McDowell then said that the dynamic that had linked the two in previous Ryder Cups and Seve Trophies may have gone forever due to McIlroy’s elevation to superstar status.

He also expressed a clear desire to be handed the job of minder to Ryder Cup rookie Victor Dubuisson.

At 24, the Frenchman is the youngest player in the European team and has a reputation for being a bit of a loner and hard to handle.

McDowell said he had taken pains to get to know Dubuisson over the last few months and that they had hit it off.

“I would very much embrace the task of blooding a guy like Victor, and I would love to play with him. We are talking about potentially that happening, and like I say, I’m one of a few guys that could potentially do that,” he said.

Elsewhere, the established English pairing of Ian Poulter and Justin Rose look good to go again and McIlroy and Sergio Garcia played together, offering the prospect of an explosive partnership on Friday.

On the American side, with players practicing in groups of four rather that the three preferred by Europe, the picture also became clearer.

Phil Mickelson, the spearhead of the US team in the absence of Tiger Woods, looks like continuing his partnership with Keegan Bradley, the two having won three out of three games two years ago at Medinah.

Other likely pairings are Bubba Watson with Webb Simpson, Jimmy Walker with Rickie Fowler, Zach Johnson and Hunter Mahan and Jim Furyk with Patrick Reed.
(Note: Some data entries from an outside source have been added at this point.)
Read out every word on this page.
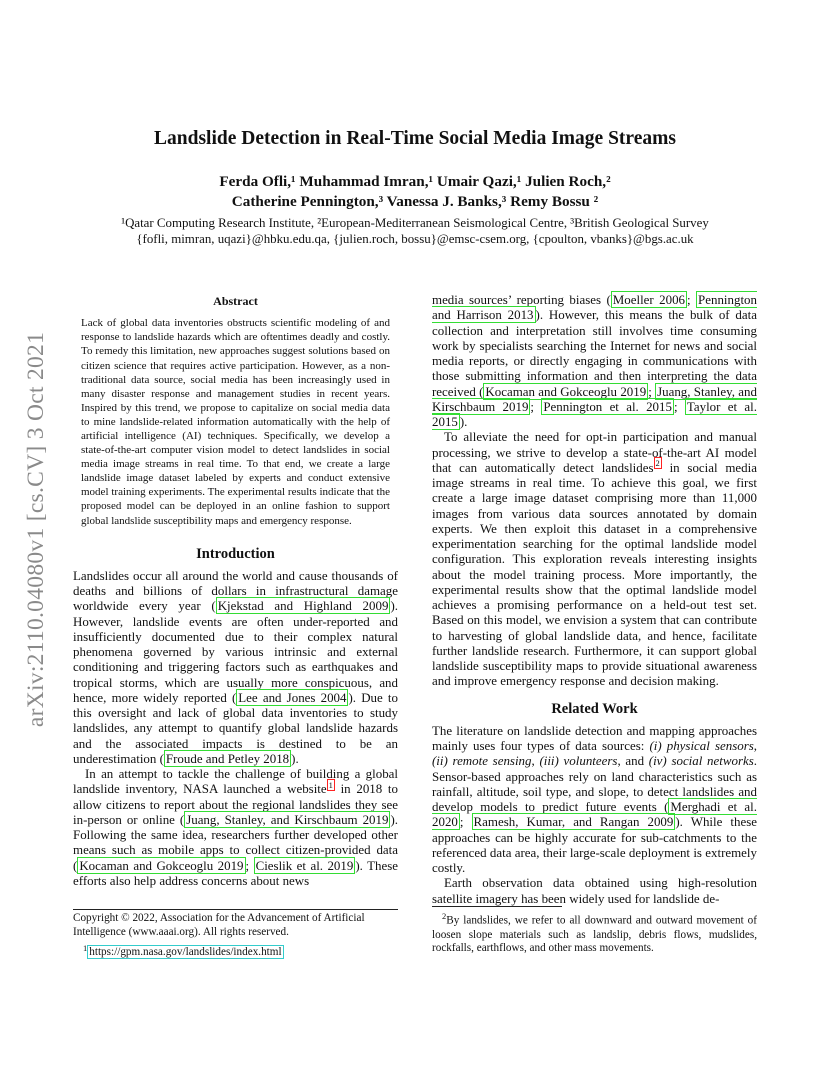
arXiv:2110.04080v1 [cs.CV] 3 Oct 2021
Landslide Detection in Real-Time Social Media Image Streams
Ferda Ofli,¹ Muhammad Imran,¹ Umair Qazi,¹ Julien Roch,²
Catherine Pennington,³ Vanessa J. Banks,³ Remy Bossu ²
¹Qatar Computing Research Institute, ²European-Mediterranean Seismological Centre, ³British Geological Survey
{fofli, mimran, uqazi}@hbku.edu.qa, {julien.roch, bossu}@emsc-csem.org, {cpoulton, vbanks}@bgs.ac.uk
Abstract
Lack of global data inventories obstructs scientific modeling of and response to landslide hazards which are oftentimes deadly and costly. To remedy this limitation, new approaches suggest solutions based on citizen science that requires active participation. However, as a non-traditional data source, social media has been increasingly used in many disaster response and management studies in recent years. Inspired by this trend, we propose to capitalize on social media data to mine landslide-related information automatically with the help of artificial intelligence (AI) techniques. Specifically, we develop a state-of-the-art computer vision model to detect landslides in social media image streams in real time. To that end, we create a large landslide image dataset labeled by experts and conduct extensive model training experiments. The experimental results indicate that the proposed model can be deployed in an online fashion to support global landslide susceptibility maps and emergency response.
Introduction

Landslides occur all around the world and cause thousands of deaths and billions of dollars in infrastructural damage worldwide every year ( Kjekstad and Highland 2009 ). However, landslide events are often under-reported and insufficiently documented due to their complex natural phenomena governed by various intrinsic and external conditioning and triggering factors such as earthquakes and tropical storms, which are usually more conspicuous, and hence, more widely reported ( Lee and Jones 2004 ). Due to this oversight and lack of global data inventories to study landslides, any attempt to quantify global landslide hazards and the associated impacts is destined to be an underestimation ( Froude and Petley 2018 ).

In an attempt to tackle the challenge of building a global landslide inventory, NASA launched a website $^1$ in 2018 to allow citizens to report about the regional landslides they see in-person or online ( Juang, Stanley, and Kirschbaum 2019 ). Following the same idea, researchers further developed other means such as mobile apps to collect citizen-provided data ( Kocaman and Gokceoglu 2019 ; Cieslik et al. 2019 ). These efforts also help address concerns about news

media sources’ reporting biases ( Moeller 2006 ; Pennington and Harrison 2013 ). However, this means the bulk of data collection and interpretation still involves time consuming work by specialists searching the Internet for news and social media reports, or directly engaging in communications with those submitting information and then interpreting the data received ( Kocaman and Gokceoglu 2019 ; Juang, Stanley, and Kirschbaum 2019 ; Pennington et al. 2015 ; Taylor et al. 2015 ).

To alleviate the need for opt-in participation and manual processing, we strive to develop a state-of-the-art AI model that can automatically detect landslides $^2$ in social media image streams in real time. To achieve this goal, we first create a large image dataset comprising more than 11,000 images from various data sources annotated by domain experts. We then exploit this dataset in a comprehensive experimentation searching for the optimal landslide model configuration. This exploration reveals interesting insights about the model training process. More importantly, the experimental results show that the optimal landslide model achieves a promising performance on a held-out test set. Based on this model, we envision a system that can contribute to harvesting of global landslide data, and hence, facilitate further landslide research. Furthermore, it can support global landslide susceptibility maps to provide situational awareness and improve emergency response and decision making.

Related Work

The literature on landslide detection and mapping approaches mainly uses four types of data sources: (i) physical sensors, (ii) remote sensing, (iii) volunteers, and (iv) social networks. Sensor-based approaches rely on land characteristics such as rainfall, altitude, soil type, and slope, to detect landslides and develop models to predict future events ( Merghadi et al. 2020 ; Ramesh, Kumar, and Rangan 2009 ). While these approaches can be highly accurate for sub-catchments to the referenced data area, their large-scale deployment is extremely costly.

Earth observation data obtained using high-resolution satellite imagery has been widely used for landslide de-

Copyright © 2022, Association for the Advancement of Artificial Intelligence (www.aaai.org). All rights reserved.

$^1$ https://gpm.nasa.gov/landslides/index.html

$^2$By landslides, we refer to all downward and outward movement of loosen slope materials such as landslip, debris flows, mudslides, rockfalls, earthflows, and other mass movements.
“We’ll see if there’s any changes, but right now, the pairings that you probably were able to tell, if you saw anything today, are the pairings that look like we may start out with,” said Spieth, at 21 the youngest player at Gleneagles.

McGinley, meanwhile, confirmed that legendary Manchester United Coach Alex Ferguson will give a motivational speech to his players at their team dinner Tuesday evening.

Watson said he had some speakers lined up too but would not say who they were.